Speaking on BBC Scotland's Good Morning Scotland programme Mr Wallace said the time was right for him to go.
He said: "We had tremendous election results on Thursday night and I thought it was the right time to hand over to a successor.
"I think there's always a problem that party leaders have of not quite knowing when you've overstayed your welcome.
"I don't want to really encounter that problem.
"I'd rather go now and I can go knowing that I'm handing on a party that's in good form, it's confident and is clearly moving forward."
However, despite pleas from some of his close colleagues to carry on Mr Wallace said he would not change his mind.
"I've had a pretty exciting time" he explained. "But I always think it's probably better that you go when people are saying 'why are you going?' than 'when is he going?'.
"It's really something that's formulated over recent weeks and months and I wanted to wait until the general election was out of the way before making an announcement.
Out with the old... Mr Wallace with new MP Jo Swinson
"When you make that decision it's very difficult to go back on it. There's almost a credibility issue if you say you're going and then you come back - It's sort of political hokey cokey and that's not my style."
Mr Wallace said he had not thought about the future but that he had two years to think about his options.
He added: "I think there's still time for me to do something different. I don't know what it is but I will certainly miss much of the work I have been doing.
"There's a very special thing about being a member of parliament or a member of the Scottish Parliament you do have a relationship with the community which is very special, it's meant a lot to me, and clearly that's something which I'll miss."
Mr Wallace said he planned to stand down officially as leader at the end of June and from there it was up to the party to set the timetable for electing a new leader.
He said he thought a leadership battle would be "healthy" for the party.

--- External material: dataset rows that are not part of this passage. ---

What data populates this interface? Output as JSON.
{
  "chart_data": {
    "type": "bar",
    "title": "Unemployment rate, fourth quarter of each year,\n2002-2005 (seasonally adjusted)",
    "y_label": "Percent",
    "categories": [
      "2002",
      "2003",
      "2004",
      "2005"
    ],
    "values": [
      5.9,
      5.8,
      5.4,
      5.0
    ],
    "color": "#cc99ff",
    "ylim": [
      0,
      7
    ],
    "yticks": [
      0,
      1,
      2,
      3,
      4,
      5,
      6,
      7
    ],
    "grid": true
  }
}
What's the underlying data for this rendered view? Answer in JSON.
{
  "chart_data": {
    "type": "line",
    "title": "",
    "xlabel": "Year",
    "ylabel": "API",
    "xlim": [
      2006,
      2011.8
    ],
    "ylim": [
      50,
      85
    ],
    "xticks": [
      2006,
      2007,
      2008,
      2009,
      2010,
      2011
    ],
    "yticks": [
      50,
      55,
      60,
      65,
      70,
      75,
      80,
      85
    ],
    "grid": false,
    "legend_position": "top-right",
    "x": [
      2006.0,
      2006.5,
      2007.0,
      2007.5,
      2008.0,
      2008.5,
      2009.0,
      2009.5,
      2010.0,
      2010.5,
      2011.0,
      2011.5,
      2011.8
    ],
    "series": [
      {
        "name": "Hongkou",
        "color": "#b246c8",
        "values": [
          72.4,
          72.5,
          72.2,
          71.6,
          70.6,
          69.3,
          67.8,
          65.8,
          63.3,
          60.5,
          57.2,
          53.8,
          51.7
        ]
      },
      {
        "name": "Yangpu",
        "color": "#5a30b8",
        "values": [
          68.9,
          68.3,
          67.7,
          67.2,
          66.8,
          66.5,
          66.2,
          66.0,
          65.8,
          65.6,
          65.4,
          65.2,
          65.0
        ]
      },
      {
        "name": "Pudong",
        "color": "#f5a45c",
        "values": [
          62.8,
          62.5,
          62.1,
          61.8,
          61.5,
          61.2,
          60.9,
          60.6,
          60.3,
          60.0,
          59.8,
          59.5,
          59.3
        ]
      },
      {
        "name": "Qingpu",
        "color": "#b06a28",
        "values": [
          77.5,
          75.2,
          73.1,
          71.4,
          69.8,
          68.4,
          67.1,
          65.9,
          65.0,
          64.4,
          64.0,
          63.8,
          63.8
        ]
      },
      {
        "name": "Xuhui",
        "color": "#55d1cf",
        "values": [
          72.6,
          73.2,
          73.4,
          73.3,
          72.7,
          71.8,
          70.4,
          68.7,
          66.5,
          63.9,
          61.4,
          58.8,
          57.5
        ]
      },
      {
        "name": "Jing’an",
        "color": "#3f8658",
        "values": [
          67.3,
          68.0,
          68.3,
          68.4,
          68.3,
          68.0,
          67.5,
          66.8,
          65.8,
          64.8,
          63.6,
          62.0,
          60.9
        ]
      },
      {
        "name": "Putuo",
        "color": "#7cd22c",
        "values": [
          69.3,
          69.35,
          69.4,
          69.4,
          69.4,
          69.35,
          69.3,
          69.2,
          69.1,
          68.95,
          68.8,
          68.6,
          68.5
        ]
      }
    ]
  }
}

A party spokesman said: "The party executive will have to decide on what timetable to set to elect a new leader but we would envisage an election in the next couple of months. The post will only be open to MSPs."
Nicol Stephen, the transport minister, Tavish Scott, the deputy minister for finance and public services, and backbencher Mike Rumbles are potential contenders.
Mr Rumbles spoke of his shock at the news and paid tribute to Mr Wallace's "terrific" achievements.
"I'm shocked actually, I wasn't expecting it," said Mr Rumbles. "He's done a terrific job and I understand why he's leaving on a high.
"I can see why Jim has decided this would be an appropriate time to go as it will give someone else time to make a impact before the next Holyrood polls.
He declined to discuss if he would be running for the leadership.
A spokesman for the Scottish Executive would make no comment on Mr Wallace's departure.
He said that as a result of the Partnership Agreement between Labour and the Liberal Democrats, the new leader of the Lib Dems would take over automatically as deputy first minister.